Clients feel overwhelmed when they first start residential treatment and leave.
Eliminate responsibilities during the first two weeks of treatment so clients can rest, if needed.
Didi Hirsch Community Mental Health Center in Pacoima, California, reduced the dropout rate in the residential substance abuse treatment program for women during the first 30 days from 44 percent to 14 percent and increased length of stay from 125 days to 175 days by removing clients’ community responsibilities during the first 15 days of treatment. They also no longer required that the women be “covered” by another peer in the first 15 days of treatment, because clients found the process of finding someone in the program to be with them at all times during the first 15 days of treatment to be humiliating and to add more pressure. They learned from focus groups that clients felt overwhelmed with responsibilities and rules.
Fayette Companies in Peoria, Illinois, helped reduce the percentage of discharges against medical advice within the first 48 hours from 12 percent to 5 percent by giving clients a choice: spend time with staff or a peer, attend groups with a peer, or take time to rest alone.

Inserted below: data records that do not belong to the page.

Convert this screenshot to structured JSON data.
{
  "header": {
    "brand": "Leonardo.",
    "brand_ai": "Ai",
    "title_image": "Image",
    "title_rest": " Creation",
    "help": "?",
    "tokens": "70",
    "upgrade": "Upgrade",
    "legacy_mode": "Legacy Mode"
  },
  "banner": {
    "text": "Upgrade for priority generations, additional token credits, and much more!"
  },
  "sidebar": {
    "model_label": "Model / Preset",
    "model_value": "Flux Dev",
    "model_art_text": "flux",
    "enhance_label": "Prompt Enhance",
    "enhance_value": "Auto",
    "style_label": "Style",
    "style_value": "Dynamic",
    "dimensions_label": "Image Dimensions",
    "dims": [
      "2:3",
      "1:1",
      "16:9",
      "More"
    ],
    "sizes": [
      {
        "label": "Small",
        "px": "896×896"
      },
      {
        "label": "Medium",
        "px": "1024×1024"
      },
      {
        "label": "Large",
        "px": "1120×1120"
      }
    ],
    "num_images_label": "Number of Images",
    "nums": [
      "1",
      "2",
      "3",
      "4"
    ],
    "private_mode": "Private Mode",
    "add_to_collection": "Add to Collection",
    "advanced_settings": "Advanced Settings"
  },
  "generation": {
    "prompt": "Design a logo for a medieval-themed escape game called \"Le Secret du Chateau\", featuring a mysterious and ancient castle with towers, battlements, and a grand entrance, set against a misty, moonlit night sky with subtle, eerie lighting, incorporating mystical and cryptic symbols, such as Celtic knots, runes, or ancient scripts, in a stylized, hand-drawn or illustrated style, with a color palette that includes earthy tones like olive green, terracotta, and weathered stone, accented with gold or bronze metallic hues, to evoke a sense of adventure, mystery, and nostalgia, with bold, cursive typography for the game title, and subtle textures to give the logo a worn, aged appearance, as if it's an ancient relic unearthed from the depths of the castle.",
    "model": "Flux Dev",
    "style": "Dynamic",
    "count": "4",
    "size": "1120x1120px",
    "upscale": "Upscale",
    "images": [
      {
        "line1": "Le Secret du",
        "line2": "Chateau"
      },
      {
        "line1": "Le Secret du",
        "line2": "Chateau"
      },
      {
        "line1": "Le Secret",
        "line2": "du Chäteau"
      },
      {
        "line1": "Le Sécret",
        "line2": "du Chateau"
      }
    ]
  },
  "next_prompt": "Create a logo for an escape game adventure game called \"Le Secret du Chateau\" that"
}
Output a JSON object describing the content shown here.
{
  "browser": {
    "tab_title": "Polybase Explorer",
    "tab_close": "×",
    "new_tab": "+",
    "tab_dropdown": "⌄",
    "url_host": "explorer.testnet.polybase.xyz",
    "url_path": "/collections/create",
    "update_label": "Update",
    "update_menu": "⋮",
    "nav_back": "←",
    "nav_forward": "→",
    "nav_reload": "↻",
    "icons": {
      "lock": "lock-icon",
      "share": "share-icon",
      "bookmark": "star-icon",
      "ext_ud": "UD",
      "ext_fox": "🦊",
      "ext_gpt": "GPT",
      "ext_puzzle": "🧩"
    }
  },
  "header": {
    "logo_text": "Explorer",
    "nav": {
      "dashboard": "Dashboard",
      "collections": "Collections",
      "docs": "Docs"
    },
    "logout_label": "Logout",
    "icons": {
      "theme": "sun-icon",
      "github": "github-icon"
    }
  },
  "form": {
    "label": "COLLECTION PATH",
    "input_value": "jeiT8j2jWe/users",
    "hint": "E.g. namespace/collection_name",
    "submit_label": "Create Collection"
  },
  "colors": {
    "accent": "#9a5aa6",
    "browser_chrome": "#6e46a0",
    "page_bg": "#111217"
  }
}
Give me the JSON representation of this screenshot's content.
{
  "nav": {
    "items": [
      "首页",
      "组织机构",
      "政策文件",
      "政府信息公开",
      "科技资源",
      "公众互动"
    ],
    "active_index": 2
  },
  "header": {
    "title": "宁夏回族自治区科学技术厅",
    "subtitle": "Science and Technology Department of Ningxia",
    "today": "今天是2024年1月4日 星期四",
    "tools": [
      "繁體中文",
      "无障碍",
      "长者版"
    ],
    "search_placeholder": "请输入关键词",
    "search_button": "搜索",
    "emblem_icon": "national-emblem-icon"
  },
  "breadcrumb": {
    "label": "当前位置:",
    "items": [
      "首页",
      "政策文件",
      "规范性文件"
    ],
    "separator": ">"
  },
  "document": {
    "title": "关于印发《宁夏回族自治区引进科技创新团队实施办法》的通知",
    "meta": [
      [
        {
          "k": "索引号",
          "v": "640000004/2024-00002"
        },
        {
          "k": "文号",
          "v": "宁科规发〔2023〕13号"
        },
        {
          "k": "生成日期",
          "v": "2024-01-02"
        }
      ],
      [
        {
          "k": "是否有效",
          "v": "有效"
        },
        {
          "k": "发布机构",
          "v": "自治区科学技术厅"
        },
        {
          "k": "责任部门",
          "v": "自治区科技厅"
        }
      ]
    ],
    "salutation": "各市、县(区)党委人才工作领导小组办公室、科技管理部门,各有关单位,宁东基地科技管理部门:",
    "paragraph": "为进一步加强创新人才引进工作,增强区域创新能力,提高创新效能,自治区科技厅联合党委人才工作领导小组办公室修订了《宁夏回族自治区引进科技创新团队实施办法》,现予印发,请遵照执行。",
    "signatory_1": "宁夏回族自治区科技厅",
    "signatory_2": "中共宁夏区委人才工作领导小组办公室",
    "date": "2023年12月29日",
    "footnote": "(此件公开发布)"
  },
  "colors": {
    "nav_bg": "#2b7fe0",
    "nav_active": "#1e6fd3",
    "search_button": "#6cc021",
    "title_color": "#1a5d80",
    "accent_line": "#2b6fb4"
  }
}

See the Fayette Change Bulletin.
- Assign chores and other responsibilities after clients have been in treatment for two weeks.
- Even if not required, many clients will ask to participate in chores as soon as they get settled in.
- Give clients the choice of participating in group sessions during the first few days if they need to rest.
Data Collection Form
Residential Dropout Tracking Spreadsheet
1. Collect baseline data for the drop-out rate within the first 30 days of residential treatment.
2. For the next two-week period, eliminate responsibilities during the first two weeks.
3. Track and calculate the drop-out rate.
4. Check the fidelity of the change. Was the change implemented as planned?
- Evaluate the change:
- Did the drop-out rate decrease?
- How did clients respond to not being assigned responsibilities?
5. Adjust responsibilities and requirements during the first two weeks and retest this promising practice for an additional two weeks.
Repeat this series of steps until you have established clear policies about responsibilities during the first two weeks of treatment.